There was no point in me coming back so I stayed for the festival, I did palm off a bit of work to some of the others and Sandra very kindly drove me home on Sunday night, instead of Jo driving me on Monday, so I could speak to the doctors.  I rang at 8.30 in the morning, got a call back from the triage doctor, she said she’d find the best way to refer me and then called me back at half seven in the evening to say she’d managed to get me referred to orthopaedics, via the fracture clinic.  So for the last two weeks I’ve still been going to work, mainly because I don’t like being invalided out and also because I’m too poor to take time off. Arrangements have been made at the shop so that I’m not standing the whole time, even with a crutch and I’m saving my sick days in case I need an operation.  I’m down to using one crutch and keeping my knee bandaged.  After two weeks I can manage a few steps un-aided, so take the crutches out with me but I’m too scared to try and put weight on it without some form of bandaging on.

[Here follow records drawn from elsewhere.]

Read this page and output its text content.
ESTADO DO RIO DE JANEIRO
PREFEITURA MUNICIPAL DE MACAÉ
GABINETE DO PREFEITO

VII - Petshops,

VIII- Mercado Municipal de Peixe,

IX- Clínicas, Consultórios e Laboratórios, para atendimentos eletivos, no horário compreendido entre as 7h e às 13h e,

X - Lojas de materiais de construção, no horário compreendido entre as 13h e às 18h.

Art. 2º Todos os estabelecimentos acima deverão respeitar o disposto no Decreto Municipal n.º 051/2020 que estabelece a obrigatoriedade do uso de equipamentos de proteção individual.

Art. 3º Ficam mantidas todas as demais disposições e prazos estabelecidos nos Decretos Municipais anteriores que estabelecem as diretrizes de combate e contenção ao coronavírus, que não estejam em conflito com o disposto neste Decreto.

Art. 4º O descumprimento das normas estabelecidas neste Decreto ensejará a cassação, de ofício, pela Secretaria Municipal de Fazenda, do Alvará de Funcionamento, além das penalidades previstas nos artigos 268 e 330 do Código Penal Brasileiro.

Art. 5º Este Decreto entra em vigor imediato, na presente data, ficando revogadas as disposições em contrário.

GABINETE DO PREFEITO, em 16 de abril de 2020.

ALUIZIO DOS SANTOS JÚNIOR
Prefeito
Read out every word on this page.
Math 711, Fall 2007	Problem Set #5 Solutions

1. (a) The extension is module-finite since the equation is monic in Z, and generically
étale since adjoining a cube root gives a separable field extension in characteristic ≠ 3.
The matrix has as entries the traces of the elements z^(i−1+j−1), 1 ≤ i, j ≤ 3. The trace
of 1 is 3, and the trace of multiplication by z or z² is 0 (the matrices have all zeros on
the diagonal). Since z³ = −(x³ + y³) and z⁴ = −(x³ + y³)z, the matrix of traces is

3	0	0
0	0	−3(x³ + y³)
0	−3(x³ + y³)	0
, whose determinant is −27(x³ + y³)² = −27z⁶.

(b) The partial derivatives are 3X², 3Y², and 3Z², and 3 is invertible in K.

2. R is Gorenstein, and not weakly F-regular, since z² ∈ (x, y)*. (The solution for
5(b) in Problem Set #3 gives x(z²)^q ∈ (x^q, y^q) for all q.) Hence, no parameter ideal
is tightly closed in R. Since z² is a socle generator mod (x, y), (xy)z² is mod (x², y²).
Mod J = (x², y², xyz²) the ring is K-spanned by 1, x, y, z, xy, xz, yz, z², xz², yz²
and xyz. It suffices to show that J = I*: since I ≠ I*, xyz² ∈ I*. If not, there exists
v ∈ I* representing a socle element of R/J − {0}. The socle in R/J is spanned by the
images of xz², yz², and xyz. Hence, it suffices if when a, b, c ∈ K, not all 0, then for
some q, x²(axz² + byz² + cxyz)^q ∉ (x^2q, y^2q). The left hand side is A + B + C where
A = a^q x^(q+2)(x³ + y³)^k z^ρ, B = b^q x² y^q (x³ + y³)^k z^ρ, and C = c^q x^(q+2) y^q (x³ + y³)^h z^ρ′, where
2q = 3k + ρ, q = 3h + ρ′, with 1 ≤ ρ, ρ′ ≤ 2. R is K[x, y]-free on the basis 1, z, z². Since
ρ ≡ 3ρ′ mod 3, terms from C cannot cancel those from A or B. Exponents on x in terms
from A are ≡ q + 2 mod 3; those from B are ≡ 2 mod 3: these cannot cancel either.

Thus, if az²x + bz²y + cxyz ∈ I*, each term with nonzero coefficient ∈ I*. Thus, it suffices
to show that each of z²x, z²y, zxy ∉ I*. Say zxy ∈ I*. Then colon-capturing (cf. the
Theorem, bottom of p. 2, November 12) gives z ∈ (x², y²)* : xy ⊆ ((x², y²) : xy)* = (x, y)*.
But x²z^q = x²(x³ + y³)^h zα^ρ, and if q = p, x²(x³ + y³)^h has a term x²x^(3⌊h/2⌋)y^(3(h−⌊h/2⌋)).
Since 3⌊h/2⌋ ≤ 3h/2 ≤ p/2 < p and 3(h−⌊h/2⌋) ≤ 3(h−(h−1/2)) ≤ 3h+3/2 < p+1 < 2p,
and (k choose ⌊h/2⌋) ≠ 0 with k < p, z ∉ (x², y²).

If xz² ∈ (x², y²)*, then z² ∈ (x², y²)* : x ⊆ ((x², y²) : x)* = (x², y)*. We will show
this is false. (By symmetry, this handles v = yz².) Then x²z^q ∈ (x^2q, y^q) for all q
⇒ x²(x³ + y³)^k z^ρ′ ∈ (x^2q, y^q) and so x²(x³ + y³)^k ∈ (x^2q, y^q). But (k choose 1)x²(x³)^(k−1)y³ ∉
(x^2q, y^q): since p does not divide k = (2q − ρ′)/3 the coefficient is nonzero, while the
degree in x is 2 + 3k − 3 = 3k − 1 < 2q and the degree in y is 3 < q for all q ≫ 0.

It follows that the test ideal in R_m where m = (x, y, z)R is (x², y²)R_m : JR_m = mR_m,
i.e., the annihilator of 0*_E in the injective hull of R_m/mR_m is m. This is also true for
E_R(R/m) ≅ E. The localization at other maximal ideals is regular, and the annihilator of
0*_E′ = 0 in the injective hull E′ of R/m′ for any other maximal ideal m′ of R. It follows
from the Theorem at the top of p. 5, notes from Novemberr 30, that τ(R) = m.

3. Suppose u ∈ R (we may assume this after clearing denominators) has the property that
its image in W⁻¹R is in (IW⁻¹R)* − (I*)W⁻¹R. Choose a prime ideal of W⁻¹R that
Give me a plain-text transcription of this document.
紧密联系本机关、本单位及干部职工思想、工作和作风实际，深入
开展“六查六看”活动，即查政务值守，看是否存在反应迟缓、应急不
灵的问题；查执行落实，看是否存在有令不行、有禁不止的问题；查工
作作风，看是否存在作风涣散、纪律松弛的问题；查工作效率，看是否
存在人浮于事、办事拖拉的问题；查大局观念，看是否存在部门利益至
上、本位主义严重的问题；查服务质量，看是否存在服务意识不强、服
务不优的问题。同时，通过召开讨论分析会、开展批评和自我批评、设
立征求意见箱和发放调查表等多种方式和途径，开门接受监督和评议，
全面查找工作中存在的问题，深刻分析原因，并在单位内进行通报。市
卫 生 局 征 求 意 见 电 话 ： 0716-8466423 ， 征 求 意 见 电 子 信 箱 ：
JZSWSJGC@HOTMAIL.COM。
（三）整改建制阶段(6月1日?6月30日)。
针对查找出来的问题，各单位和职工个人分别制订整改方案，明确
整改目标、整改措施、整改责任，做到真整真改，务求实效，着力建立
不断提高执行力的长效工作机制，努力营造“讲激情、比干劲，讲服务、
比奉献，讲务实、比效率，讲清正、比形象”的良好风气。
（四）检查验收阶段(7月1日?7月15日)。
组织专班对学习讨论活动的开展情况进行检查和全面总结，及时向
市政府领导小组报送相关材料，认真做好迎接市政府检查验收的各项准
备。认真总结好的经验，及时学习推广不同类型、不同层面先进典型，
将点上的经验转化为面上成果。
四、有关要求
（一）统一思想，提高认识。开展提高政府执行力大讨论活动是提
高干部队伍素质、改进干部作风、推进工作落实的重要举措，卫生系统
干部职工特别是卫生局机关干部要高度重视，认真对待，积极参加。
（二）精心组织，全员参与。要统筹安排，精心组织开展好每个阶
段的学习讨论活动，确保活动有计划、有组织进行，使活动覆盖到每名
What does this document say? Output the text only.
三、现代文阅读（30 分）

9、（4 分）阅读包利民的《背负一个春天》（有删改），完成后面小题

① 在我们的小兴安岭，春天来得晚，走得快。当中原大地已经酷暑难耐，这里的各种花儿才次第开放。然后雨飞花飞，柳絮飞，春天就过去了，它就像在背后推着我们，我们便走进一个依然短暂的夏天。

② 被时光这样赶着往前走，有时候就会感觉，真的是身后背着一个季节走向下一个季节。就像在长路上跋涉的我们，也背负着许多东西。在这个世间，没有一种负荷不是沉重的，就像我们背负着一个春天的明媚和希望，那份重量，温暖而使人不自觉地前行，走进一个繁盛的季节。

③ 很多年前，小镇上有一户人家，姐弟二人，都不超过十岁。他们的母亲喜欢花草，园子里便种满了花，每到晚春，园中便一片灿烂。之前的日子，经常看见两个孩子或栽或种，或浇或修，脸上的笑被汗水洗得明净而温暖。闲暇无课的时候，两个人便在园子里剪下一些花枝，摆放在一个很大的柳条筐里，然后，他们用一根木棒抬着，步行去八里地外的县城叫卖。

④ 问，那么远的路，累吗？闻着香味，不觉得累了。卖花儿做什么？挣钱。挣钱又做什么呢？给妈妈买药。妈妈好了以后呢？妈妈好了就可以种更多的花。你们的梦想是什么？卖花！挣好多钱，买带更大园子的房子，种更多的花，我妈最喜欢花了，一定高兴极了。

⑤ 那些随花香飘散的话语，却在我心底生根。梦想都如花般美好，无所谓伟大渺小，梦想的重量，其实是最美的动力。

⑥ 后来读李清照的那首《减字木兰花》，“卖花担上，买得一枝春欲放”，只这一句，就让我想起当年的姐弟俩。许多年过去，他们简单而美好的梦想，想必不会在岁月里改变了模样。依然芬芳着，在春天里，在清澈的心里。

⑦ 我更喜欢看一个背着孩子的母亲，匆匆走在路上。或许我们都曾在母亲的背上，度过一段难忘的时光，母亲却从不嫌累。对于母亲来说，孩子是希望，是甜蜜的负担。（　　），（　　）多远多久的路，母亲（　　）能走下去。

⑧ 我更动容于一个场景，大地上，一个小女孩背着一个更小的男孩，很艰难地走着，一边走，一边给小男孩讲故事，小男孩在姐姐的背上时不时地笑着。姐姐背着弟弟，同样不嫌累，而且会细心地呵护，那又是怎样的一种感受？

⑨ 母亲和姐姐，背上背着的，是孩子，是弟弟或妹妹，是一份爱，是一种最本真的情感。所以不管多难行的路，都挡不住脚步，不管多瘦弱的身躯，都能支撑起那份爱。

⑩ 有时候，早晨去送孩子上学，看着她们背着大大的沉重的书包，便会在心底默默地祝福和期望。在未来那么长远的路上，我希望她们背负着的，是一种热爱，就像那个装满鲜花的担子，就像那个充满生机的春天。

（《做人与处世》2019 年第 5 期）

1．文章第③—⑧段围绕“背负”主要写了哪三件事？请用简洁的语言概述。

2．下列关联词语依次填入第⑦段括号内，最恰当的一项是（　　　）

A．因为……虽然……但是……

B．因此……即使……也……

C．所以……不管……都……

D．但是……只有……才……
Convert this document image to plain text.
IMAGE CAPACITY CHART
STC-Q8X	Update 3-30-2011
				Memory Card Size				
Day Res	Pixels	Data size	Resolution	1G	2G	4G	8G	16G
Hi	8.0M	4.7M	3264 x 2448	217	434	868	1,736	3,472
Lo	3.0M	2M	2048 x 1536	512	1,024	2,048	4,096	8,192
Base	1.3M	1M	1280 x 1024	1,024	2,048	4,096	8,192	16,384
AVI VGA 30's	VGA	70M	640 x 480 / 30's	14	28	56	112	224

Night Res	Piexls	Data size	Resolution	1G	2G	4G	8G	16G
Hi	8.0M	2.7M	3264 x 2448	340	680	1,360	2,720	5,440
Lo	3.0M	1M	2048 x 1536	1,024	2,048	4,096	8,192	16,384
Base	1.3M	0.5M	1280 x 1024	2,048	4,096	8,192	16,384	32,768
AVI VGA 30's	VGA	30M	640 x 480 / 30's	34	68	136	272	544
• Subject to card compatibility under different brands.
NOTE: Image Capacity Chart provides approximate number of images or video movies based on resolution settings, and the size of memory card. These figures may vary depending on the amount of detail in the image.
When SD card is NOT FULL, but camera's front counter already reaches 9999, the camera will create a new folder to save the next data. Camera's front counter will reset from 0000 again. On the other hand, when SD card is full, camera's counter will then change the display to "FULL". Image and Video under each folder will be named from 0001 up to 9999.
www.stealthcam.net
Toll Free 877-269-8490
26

I’m due into the fracture clinic on the 2nd November, so then I should hear what can be done about this.  It’s not happened in so long that I thought I was past it.  I was saying to my mum only a few days before that I’ve been feeling the best I have in years, not feeling depressed or full of despair, feeling confident in myself again, like I can actually do things without worrying about failing. I don’t want to be afraid that my body is going to fail me again, so I’m going to have to throw myself into physiotherapy and hopefully strengthen the muscles so that this doesn’t happen again.  After two weeks I’ve mostly forgotten the pain, I don’t feel like I’m going to faint re-telling it here.  I’m sorry if I’ve made any of you feel ill by reading it, but then I did give you a disclaimer at the start, so it’s sort of your own fault.  And let’s face it, you’ve not had to physically go through it all, so you’ve come out on top really, haven’t you!

One thought on “‘What’s the matter with your leg then?’

  1. I remember the time at uni whe your knee went. This sounds so much worse. Good luck at the fracture clinic, and lots of sympathy.